Я подъехал к одной из изгородей, заглянул во двор. Почти сразу в глаза мне бросилась собачья будка. Будка есть, а пса нет. Впрочем, и хлев есть – вон тот сарай справа вряд ли может быть чем-то иным – а скотины не слышно… Возле хлева стоял воз с сеном. Сено было разбросано и по двору; в первый миг я подумал, что его разметал ветер, но затем вспомнил, что сколь-нибудь заметного ветра за весь день не было. Так, легкие дуновения, едва способные отряхнуть пыльцу с цветов… Впрочем, это там, где мы ехали, а вот здесь-то он, может быть, как раз и налетел. Но как-то больно неравномерно он раскидал сено. Особенно много – возле будки… и перед крыльцом…
– Эвьет, держи оружие наготове, – предупредил я, направляя коня к воротам.
– Обижаешь! Уже.
В собачьей деревне необходимая путнику осторожность брала во мне верх над свойственным ученому любопытством, но на сей раз нам действительно требовался ужин и ночлег – а кроме того, необходимости скрывать огнебой от Эвелины больше не было. Я спешился и открыл ворота (они не были заперты изнутри), заводя Верного во двор; Эвьет оставалась на коне.
– Что-то волокли в дом, – сразу же уверенно заявила она, указывая в сторону будки. – Не очень большое, возможно, мешок. А возможно, и нет.

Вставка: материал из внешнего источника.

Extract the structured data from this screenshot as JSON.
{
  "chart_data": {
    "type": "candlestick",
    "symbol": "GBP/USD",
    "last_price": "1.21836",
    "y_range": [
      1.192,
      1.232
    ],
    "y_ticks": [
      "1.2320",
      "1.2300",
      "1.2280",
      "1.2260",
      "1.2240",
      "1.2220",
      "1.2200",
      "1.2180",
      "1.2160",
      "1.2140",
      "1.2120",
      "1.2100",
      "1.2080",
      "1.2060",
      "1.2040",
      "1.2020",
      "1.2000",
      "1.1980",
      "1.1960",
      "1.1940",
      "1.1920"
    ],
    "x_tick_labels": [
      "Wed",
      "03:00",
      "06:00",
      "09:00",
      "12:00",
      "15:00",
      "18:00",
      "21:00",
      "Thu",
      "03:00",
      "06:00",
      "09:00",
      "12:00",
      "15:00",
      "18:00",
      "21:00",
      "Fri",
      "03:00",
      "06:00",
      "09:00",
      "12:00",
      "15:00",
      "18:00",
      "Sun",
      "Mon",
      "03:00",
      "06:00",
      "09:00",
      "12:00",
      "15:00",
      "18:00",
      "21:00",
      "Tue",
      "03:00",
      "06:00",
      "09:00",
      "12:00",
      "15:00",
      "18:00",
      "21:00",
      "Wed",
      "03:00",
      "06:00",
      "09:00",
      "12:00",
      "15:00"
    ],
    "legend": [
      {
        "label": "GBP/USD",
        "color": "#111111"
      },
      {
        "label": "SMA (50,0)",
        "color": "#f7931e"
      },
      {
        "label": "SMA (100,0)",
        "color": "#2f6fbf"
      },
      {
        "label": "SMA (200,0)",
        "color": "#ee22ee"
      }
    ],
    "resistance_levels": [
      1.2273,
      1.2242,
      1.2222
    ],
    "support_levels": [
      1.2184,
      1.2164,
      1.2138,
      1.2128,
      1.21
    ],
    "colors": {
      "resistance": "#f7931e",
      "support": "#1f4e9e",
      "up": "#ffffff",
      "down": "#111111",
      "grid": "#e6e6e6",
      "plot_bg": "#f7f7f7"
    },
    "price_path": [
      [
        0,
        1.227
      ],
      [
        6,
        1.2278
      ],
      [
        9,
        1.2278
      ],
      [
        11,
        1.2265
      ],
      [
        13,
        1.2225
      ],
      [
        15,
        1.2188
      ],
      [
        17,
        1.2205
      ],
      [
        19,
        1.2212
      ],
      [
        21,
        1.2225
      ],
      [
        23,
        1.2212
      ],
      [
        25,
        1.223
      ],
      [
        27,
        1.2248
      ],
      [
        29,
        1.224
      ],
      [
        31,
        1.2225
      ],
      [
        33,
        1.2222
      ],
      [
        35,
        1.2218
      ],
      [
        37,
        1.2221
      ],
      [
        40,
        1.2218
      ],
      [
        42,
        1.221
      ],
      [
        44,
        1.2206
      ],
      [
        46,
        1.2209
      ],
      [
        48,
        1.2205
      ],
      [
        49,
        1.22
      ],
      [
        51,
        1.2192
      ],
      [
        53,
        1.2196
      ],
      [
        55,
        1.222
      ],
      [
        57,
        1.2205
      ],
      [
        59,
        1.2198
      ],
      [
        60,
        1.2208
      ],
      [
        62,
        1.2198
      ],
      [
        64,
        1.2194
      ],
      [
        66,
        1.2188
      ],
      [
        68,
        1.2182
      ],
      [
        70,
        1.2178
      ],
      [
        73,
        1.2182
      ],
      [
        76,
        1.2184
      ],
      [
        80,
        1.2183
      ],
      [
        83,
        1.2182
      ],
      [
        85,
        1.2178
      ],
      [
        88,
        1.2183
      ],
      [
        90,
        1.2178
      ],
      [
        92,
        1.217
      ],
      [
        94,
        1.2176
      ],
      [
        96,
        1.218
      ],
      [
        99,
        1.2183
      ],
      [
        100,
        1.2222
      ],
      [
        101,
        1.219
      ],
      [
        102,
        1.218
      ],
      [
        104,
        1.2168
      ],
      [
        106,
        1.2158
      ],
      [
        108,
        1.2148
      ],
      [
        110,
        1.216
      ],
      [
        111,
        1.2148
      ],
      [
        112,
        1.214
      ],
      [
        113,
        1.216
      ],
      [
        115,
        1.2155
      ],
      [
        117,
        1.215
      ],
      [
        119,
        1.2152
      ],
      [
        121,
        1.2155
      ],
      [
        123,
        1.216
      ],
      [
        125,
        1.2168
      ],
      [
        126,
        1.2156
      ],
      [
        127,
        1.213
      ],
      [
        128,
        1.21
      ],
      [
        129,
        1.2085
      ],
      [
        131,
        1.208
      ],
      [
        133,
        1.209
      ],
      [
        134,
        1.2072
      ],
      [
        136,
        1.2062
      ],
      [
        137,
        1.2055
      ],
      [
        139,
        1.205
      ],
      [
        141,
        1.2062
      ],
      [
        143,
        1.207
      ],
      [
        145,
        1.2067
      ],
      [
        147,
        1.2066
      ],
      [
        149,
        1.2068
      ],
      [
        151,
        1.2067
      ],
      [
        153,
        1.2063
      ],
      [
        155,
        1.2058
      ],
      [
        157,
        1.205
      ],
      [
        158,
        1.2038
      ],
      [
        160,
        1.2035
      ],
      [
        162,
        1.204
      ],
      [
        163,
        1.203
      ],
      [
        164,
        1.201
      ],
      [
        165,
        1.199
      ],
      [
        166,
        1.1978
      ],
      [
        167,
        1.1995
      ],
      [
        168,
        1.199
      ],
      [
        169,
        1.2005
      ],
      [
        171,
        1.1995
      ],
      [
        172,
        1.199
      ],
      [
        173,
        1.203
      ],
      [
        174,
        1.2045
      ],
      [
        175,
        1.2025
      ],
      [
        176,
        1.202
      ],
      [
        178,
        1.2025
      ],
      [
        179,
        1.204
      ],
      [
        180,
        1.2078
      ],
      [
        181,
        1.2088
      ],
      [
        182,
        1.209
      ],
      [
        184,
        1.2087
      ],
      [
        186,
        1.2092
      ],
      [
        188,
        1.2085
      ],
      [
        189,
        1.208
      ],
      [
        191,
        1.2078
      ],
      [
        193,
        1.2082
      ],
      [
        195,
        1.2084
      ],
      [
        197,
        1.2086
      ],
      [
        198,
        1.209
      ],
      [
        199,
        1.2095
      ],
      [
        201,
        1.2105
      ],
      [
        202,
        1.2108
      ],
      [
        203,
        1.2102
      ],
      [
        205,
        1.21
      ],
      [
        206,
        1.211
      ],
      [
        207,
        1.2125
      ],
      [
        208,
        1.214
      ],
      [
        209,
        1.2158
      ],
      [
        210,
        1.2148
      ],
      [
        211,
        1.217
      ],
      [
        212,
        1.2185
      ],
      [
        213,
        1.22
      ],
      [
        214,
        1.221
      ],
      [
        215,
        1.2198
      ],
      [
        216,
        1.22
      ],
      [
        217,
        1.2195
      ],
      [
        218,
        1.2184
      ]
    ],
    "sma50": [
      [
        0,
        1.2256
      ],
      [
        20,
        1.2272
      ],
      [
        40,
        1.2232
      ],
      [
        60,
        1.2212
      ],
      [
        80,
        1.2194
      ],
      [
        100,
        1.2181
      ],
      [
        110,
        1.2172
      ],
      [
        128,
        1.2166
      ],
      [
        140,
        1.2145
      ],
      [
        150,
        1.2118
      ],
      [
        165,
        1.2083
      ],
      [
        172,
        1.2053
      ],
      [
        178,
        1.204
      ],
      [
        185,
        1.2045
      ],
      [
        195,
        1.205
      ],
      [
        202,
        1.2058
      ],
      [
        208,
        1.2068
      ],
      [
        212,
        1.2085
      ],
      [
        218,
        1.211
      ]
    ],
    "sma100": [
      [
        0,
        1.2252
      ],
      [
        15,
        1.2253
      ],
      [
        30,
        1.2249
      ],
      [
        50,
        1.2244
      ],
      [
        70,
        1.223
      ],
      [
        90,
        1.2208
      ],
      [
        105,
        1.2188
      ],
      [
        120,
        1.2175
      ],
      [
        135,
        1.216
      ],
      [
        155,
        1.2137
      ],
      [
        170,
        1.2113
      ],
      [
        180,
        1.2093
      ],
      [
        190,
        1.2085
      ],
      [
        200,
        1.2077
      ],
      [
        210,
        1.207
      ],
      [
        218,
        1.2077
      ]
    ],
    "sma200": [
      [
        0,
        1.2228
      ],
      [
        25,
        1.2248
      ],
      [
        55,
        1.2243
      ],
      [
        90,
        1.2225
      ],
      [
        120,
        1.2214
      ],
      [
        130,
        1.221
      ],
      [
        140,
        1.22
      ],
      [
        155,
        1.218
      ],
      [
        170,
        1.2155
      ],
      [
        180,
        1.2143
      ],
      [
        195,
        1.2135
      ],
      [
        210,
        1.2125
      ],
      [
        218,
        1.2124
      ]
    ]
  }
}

Приглядевшись, я тоже заметил эту борозду в пыли, почти не скрытую сеном. Подойдя к конуре, я ногой отшвырнул сено там, где оно лежало наиболее густо. Так и есть. Природа открывшихся нашим взорам бурых пятен не вызывала сомнений. Присев, я обнаружил несколько слипшихся рыжих шерстинок.
– Собаку убили и затащили в дом, – констатировала Эвьет. – Зачем? Неужели для того, чтобы съесть?
В самом деле, доселе всех убитых собак, каких мы видели, бросали на месте гибели.
– Здесь должна быть более пригодная в пищу живность, – покачал головой я.
– И где же она?
– К тому же вряд ли кровь прикрыли сеном из чисто эстетических соображений… – добавил я и решительно направился к дому. Я совсем не был уверен, что это безопасно, но и поворачиваться к избе спиной могло оказаться не лучшим решением. У крыльца я остановился и бросил поводья девочке:
– Оставайся на коне и прикрывай меня. Если что, сразу стреляй. Я загляну внутрь, – я сунул руку под куртку, сжав рукоятку огнебоя, и поднялся по ступенькам. На крыльце я обернулся и сделал Эвелине знак подать коня в сторону, чтобы, если кому-то вздумается стрелять изнутри, когда я открою дверь, ей не оказаться на линии выстрела. Сам я из тех же соображений встал сбоку от двери и резко дернул за ручку.
Незапертая дверь легко распахнулась, чуть скрипнув, и ударилась ручкой о стену. Больше ничего не произошло, и я, немного подождав для верности, вошел внутрь.
После залитого вечерним солнцем двора в сенях царил полумрак. Свет, под острым углом проникший внутрь через распахнутую дверь, выхватил из темноты оскаленную челюсть с острыми клыками. Мертвого пса бросили прямо у порога. Я немного постоял, давая глазам привыкнуть, и перешагнул через труп.
Дверь из сеней вела в коридор, пронзавший избу насквозь до выхода на задний двор. Сразу же по левую руку находилась какая-то кладовка. За ней по коридору лепились друг к дружке три небольшие комнаты – кажется, крестьяне называют такие светелками. В первой из них стояли колыбель и прялка. Внутри никого не было. Одинокая дверь справа вела, надо полагать, в большую горницу. Я толкнул ее от себя.